I think rap stinks on ice, but for a different reason (probably) than most, and it’s not racial or cultural.

I hate poetry read aloud.
I can’t stand it.
I thought beatniks doing it at coffee houses in the 50s sucked.
I think their later incarnation of “slam poetry” sucked.
Dressing it up with drum machines and other people’s sampled music doesn’t make it suck any less.
I have nothing against poetry per se, but it should be read by the consumer, so that it’s a private experience, in the voice that the reader gives it internally. To me, it’s a personal communication from the writer to the reader, not some kind of “listen to ME” declaration to an audience.
I guess I could read poetry out loud in a public transit situation, at the top of my lungs (and I have some powerful lungs), but that would probably be annoying.

8 thoughts on “Why I don’t like rap

  1. I’m not here to make you magically like rap or spoken word poetry, but in that “should be read by the consumer” bit you’ve got your history all wrong. Oral poetic traditions are longer-standing than written traditions (the Beats sure as hell didn’t invent this), and the idea of the individual reader as the proper audience for a poetic work is downright newfangled – really took off with rising literacy rates and increased availability of printed paper in 18th/19th centuries.
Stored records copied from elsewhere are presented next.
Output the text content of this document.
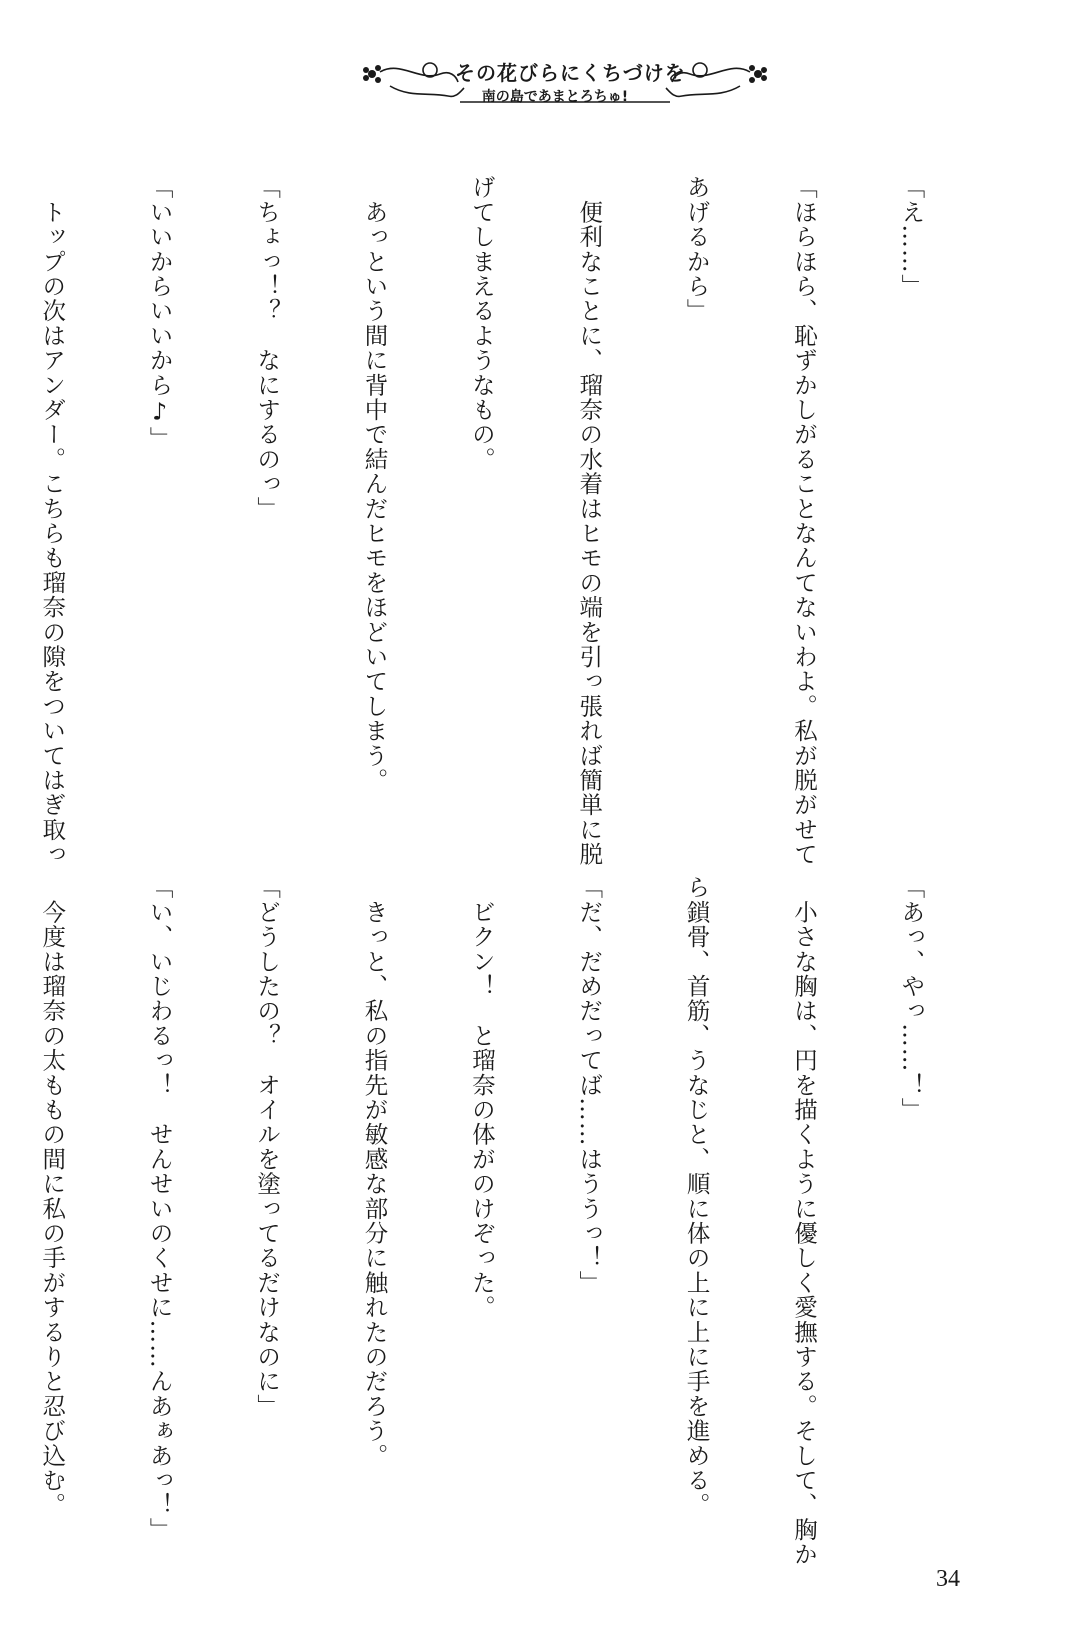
その花びらにくちづけを
南の島であまとろちゅ!

「え……」

「ほらほら、恥ずかしがることなんてないわよ。私が脱がせて

あげるから」

　便利なことに、瑠奈の水着はヒモの端を引っ張れば簡単に脱

げてしまえるようなもの。

　あっという間に背中で結んだヒモをほどいてしまう。

「ちょっ！？　なにするのっ」

「いいからいいから♪」

　トップの次はアンダー。こちらも瑠奈の隙をついてはぎ取っ

「あっ、やっ……！」

　小さな胸は、円を描くように優しく愛撫する。そして、胸か

ら鎖骨、首筋、うなじと、順に体の上に上に手を進める。

「だ、だめだってば……はううっ！」

　ビクン！　と瑠奈の体がのけぞった。

　きっと、私の指先が敏感な部分に触れたのだろう。

「どうしたの？　オイルを塗ってるだけなのに」

「い、いじわるっ！　せんせいのくせに……んあぁあっ！」

　今度は瑠奈の太ももの間に私の手がするりと忍び込む。

34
Before that, most poetry would have been spoken aloud, usually from memory, and in a wide variety of public settings. Many oral poetic traditions have a range of communal, entertainment, political, ritual, or religious uses that have nothing to do with internal, private experience. So the fact that poetry is an internal, private experience for you doesn’t really have any bearing on what poetry “should” be.

    1. “Poetry was made to be consumed in a specific way that aligns with what I think and like” is not a statement of personal preference, it’s an inaccurate claim about how/why the art form exists and in what settings. “I personally prefer to read poetry silently and alone” is a statement of personal preference, which is why that’s not what I commented on.

      1. ““Poetry was made to be consumed in a specific way that aligns with what I think and like”

        It’s also not a statement that I made.

      2. Dear Lord, do I really have to cut and paste from your post?

        “I have nothing against poetry per se, but it should be read by the consumer, so that it’s a private experience, in the voice that the reader gives it internally.”

        This was always the statement I was referring to. I took you at your word when you said you believe reading poetry *should be* a private, internal experience, but I guess I shouldn’t have bothered.

  2. Agreed. With the regard to the beatniks in the 50’s. I always thought it was comedy. The weed was very good & plentiful. Sometimes it didn’t even rhyme. People dug it tho. Didn’t get it.